| 12:29 am on Feb 8, 2003 (gmt 0)|
Nice find! Last year I spent 7 hours on a plane talking with a *relatively* senior manager at IBM. He pointed out that IBM has a long-term strategy of partnering, nurturing (and buying) strong companies -- especially companies that have a shot at being an alternative to Microsoft in almost any area of computer technology at all.
He told me that IBM is big (yeah, we got that part!) and so they move a bit slowly. But they do have a long term game plan that they feel will force Microsoft to share their toys and play nice. Cozying up to a sharpie like Opera would make a lot of sense.
| 11:41 pm on Feb 8, 2003 (gmt 0)|
|Does Opera have an IPO planned? |
Yes they do..
|Opera has clearly stated that it will seek a public listing, and that such a listing most likely will take place in late 2003 or 2004. |
| 12:04 am on Feb 9, 2003 (gmt 0)|
Nice find! Well I can forsee I will be buying stock in Opera and Google within the upcoming year if all things go well...
Makes me think of this funny page [userpage.chemie.fu-berlin.de...]

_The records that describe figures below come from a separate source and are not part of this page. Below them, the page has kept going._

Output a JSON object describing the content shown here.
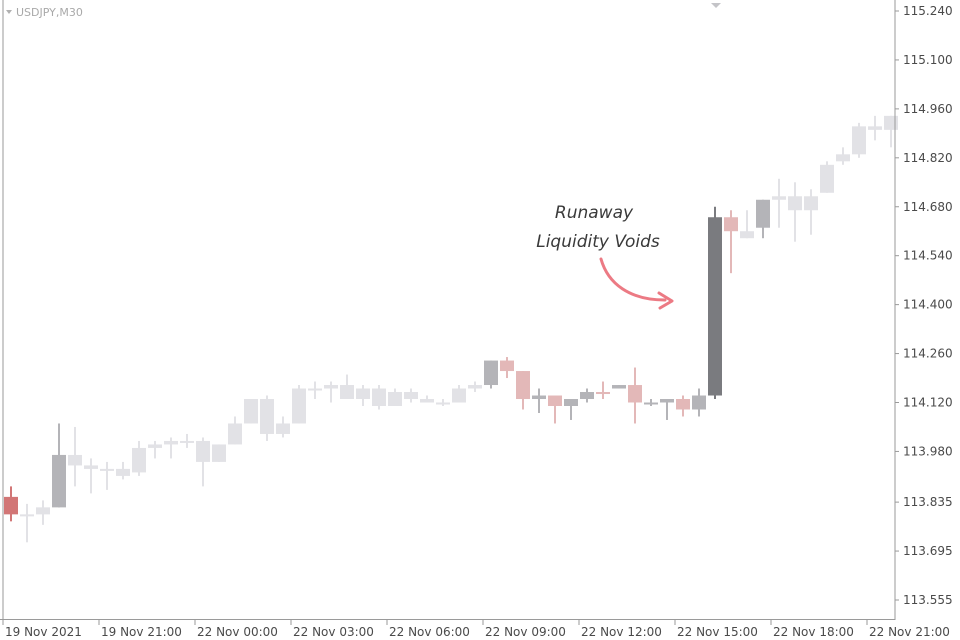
{
  "chart_data": {
    "type": "candlestick",
    "symbol_label": "USDJPY,M30",
    "ylim": [
      113.5,
      115.28
    ],
    "y_ticks": [
      "115.240",
      "115.100",
      "114.960",
      "114.820",
      "114.680",
      "114.540",
      "114.400",
      "114.260",
      "114.120",
      "113.980",
      "113.835",
      "113.695",
      "113.555"
    ],
    "x_ticks": [
      "19 Nov 2021",
      "19 Nov 21:00",
      "22 Nov 00:00",
      "22 Nov 03:00",
      "22 Nov 06:00",
      "22 Nov 09:00",
      "22 Nov 12:00",
      "22 Nov 15:00",
      "22 Nov 18:00",
      "22 Nov 21:00"
    ],
    "annotation": [
      "Runaway",
      "Liquidity Voids"
    ],
    "colors": {
      "normal": "#e2e2e6",
      "bear_highlight": "#e3b8b8",
      "bull_highlight": "#b4b4b8",
      "void_candle": "#7a7b7f",
      "first_candle": "#d27676",
      "arrow": "#ec7a84",
      "axis": "#9a9a9a"
    },
    "candles": [
      {
        "o": 113.85,
        "h": 113.88,
        "l": 113.78,
        "c": 113.8,
        "k": "first_candle"
      },
      {
        "o": 113.8,
        "h": 113.83,
        "l": 113.72,
        "c": 113.8,
        "k": "normal"
      },
      {
        "o": 113.8,
        "h": 113.84,
        "l": 113.77,
        "c": 113.82,
        "k": "normal"
      },
      {
        "o": 113.82,
        "h": 114.06,
        "l": 113.82,
        "c": 113.97,
        "k": "bull_highlight"
      },
      {
        "o": 113.97,
        "h": 114.05,
        "l": 113.88,
        "c": 113.94,
        "k": "normal"
      },
      {
        "o": 113.94,
        "h": 113.96,
        "l": 113.86,
        "c": 113.93,
        "k": "normal"
      },
      {
        "o": 113.93,
        "h": 113.95,
        "l": 113.87,
        "c": 113.93,
        "k": "normal"
      },
      {
        "o": 113.93,
        "h": 113.95,
        "l": 113.9,
        "c": 113.91,
        "k": "normal"
      },
      {
        "o": 113.92,
        "h": 114.01,
        "l": 113.91,
        "c": 113.99,
        "k": "normal"
      },
      {
        "o": 113.99,
        "h": 114.01,
        "l": 113.96,
        "c": 114.0,
        "k": "normal"
      },
      {
        "o": 114.0,
        "h": 114.02,
        "l": 113.96,
        "c": 114.01,
        "k": "normal"
      },
      {
        "o": 114.01,
        "h": 114.03,
        "l": 113.99,
        "c": 114.01,
        "k": "normal"
      },
      {
        "o": 114.01,
        "h": 114.02,
        "l": 113.88,
        "c": 113.95,
        "k": "normal"
      },
      {
        "o": 113.95,
        "h": 114.0,
        "l": 113.95,
        "c": 114.0,
        "k": "normal"
      },
      {
        "o": 114.0,
        "h": 114.08,
        "l": 114.0,
        "c": 114.06,
        "k": "normal"
      },
      {
        "o": 114.06,
        "h": 114.13,
        "l": 114.06,
        "c": 114.13,
        "k": "normal"
      },
      {
        "o": 114.13,
        "h": 114.14,
        "l": 114.01,
        "c": 114.03,
        "k": "normal"
      },
      {
        "o": 114.03,
        "h": 114.08,
        "l": 114.02,
        "c": 114.06,
        "k": "normal"
      },
      {
        "o": 114.06,
        "h": 114.17,
        "l": 114.06,
        "c": 114.16,
        "k": "normal"
      },
      {
        "o": 114.16,
        "h": 114.18,
        "l": 114.13,
        "c": 114.16,
        "k": "normal"
      },
      {
        "o": 114.16,
        "h": 114.18,
        "l": 114.12,
        "c": 114.17,
        "k": "normal"
      },
      {
        "o": 114.17,
        "h": 114.2,
        "l": 114.13,
        "c": 114.13,
        "k": "normal"
      },
      {
        "o": 114.13,
        "h": 114.17,
        "l": 114.11,
        "c": 114.16,
        "k": "normal"
      },
      {
        "o": 114.16,
        "h": 114.17,
        "l": 114.1,
        "c": 114.11,
        "k": "normal"
      },
      {
        "o": 114.11,
        "h": 114.16,
        "l": 114.11,
        "c": 114.15,
        "k": "normal"
      },
      {
        "o": 114.15,
        "h": 114.16,
        "l": 114.12,
        "c": 114.13,
        "k": "normal"
      },
      {
        "o": 114.13,
        "h": 114.14,
        "l": 114.12,
        "c": 114.12,
        "k": "normal"
      },
      {
        "o": 114.12,
        "h": 114.13,
        "l": 114.11,
        "c": 114.12,
        "k": "normal"
      },
      {
        "o": 114.12,
        "h": 114.17,
        "l": 114.12,
        "c": 114.16,
        "k": "normal"
      },
      {
        "o": 114.16,
        "h": 114.18,
        "l": 114.15,
        "c": 114.17,
        "k": "normal"
      },
      {
        "o": 114.17,
        "h": 114.24,
        "l": 114.16,
        "c": 114.24,
        "k": "bull_highlight"
      },
      {
        "o": 114.24,
        "h": 114.25,
        "l": 114.19,
        "c": 114.21,
        "k": "bear_highlight"
      },
      {
        "o": 114.21,
        "h": 114.21,
        "l": 114.1,
        "c": 114.13,
        "k": "bear_highlight"
      },
      {
        "o": 114.13,
        "h": 114.16,
        "l": 114.09,
        "c": 114.14,
        "k": "bull_highlight"
      },
      {
        "o": 114.14,
        "h": 114.14,
        "l": 114.06,
        "c": 114.11,
        "k": "bear_highlight"
      },
      {
        "o": 114.11,
        "h": 114.12,
        "l": 114.07,
        "c": 114.13,
        "k": "bull_highlight"
      },
      {
        "o": 114.13,
        "h": 114.16,
        "l": 114.12,
        "c": 114.15,
        "k": "bull_highlight"
      },
      {
        "o": 114.15,
        "h": 114.18,
        "l": 114.13,
        "c": 114.15,
        "k": "bear_highlight"
      },
      {
        "o": 114.16,
        "h": 114.17,
        "l": 114.16,
        "c": 114.17,
        "k": "bull_highlight"
      },
      {
        "o": 114.17,
        "h": 114.22,
        "l": 114.06,
        "c": 114.12,
        "k": "bear_highlight"
      },
      {
        "o": 114.12,
        "h": 114.13,
        "l": 114.11,
        "c": 114.12,
        "k": "bull_highlight"
      },
      {
        "o": 114.12,
        "h": 114.13,
        "l": 114.07,
        "c": 114.13,
        "k": "bull_highlight"
      },
      {
        "o": 114.13,
        "h": 114.14,
        "l": 114.08,
        "c": 114.1,
        "k": "bear_highlight"
      },
      {
        "o": 114.1,
        "h": 114.16,
        "l": 114.08,
        "c": 114.14,
        "k": "bull_highlight"
      },
      {
        "o": 114.14,
        "h": 114.68,
        "l": 114.13,
        "c": 114.65,
        "k": "void_candle"
      },
      {
        "o": 114.65,
        "h": 114.67,
        "l": 114.49,
        "c": 114.61,
        "k": "bear_highlight"
      },
      {
        "o": 114.61,
        "h": 114.67,
        "l": 114.59,
        "c": 114.59,
        "k": "normal"
      },
      {
        "o": 114.62,
        "h": 114.7,
        "l": 114.59,
        "c": 114.7,
        "k": "bull_highlight"
      },
      {
        "o": 114.7,
        "h": 114.76,
        "l": 114.62,
        "c": 114.71,
        "k": "normal"
      },
      {
        "o": 114.71,
        "h": 114.75,
        "l": 114.58,
        "c": 114.67,
        "k": "normal"
      },
      {
        "o": 114.67,
        "h": 114.73,
        "l": 114.6,
        "c": 114.71,
        "k": "normal"
      },
      {
        "o": 114.72,
        "h": 114.81,
        "l": 114.72,
        "c": 114.8,
        "k": "normal"
      },
      {
        "o": 114.81,
        "h": 114.85,
        "l": 114.8,
        "c": 114.83,
        "k": "normal"
      },
      {
        "o": 114.83,
        "h": 114.92,
        "l": 114.82,
        "c": 114.91,
        "k": "normal"
      },
      {
        "o": 114.91,
        "h": 114.94,
        "l": 114.87,
        "c": 114.9,
        "k": "normal"
      },
      {
        "o": 114.9,
        "h": 114.94,
        "l": 114.85,
        "c": 114.94,
        "k": "normal"
      }
    ]
  }
}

| 6:35 pm on Feb 9, 2003 (gmt 0)|
If IBM cozied up with Opera, they'd bury it. Look at Lotus.
IBM makes some great stuff, but that company can't market themselves out of a wet paper bag. Opera would disappear.
| 7:56 pm on Feb 9, 2003 (gmt 0)|
I agree with you.
I used to work at IBM and that is what they to better.
They destroy companies like nobody else does.
IBM is a big elefant. It doesn't have the ability nor the competence to fight Microsoft, Oracle, Cisco, or any other major player. They are always loosing their time to market.
I feel bad for Opera future with IBM.
| 8:00 pm on Feb 9, 2003 (gmt 0)|
Just to add, IBM should be less planning and more execution.
| 9:53 pm on Feb 9, 2003 (gmt 0)|
>can't market themselves out of a wet paper bag.
Neither can Opera. There is no reason they shouldn't have 10% of the browser market by now. I don't even think they have a marketing department.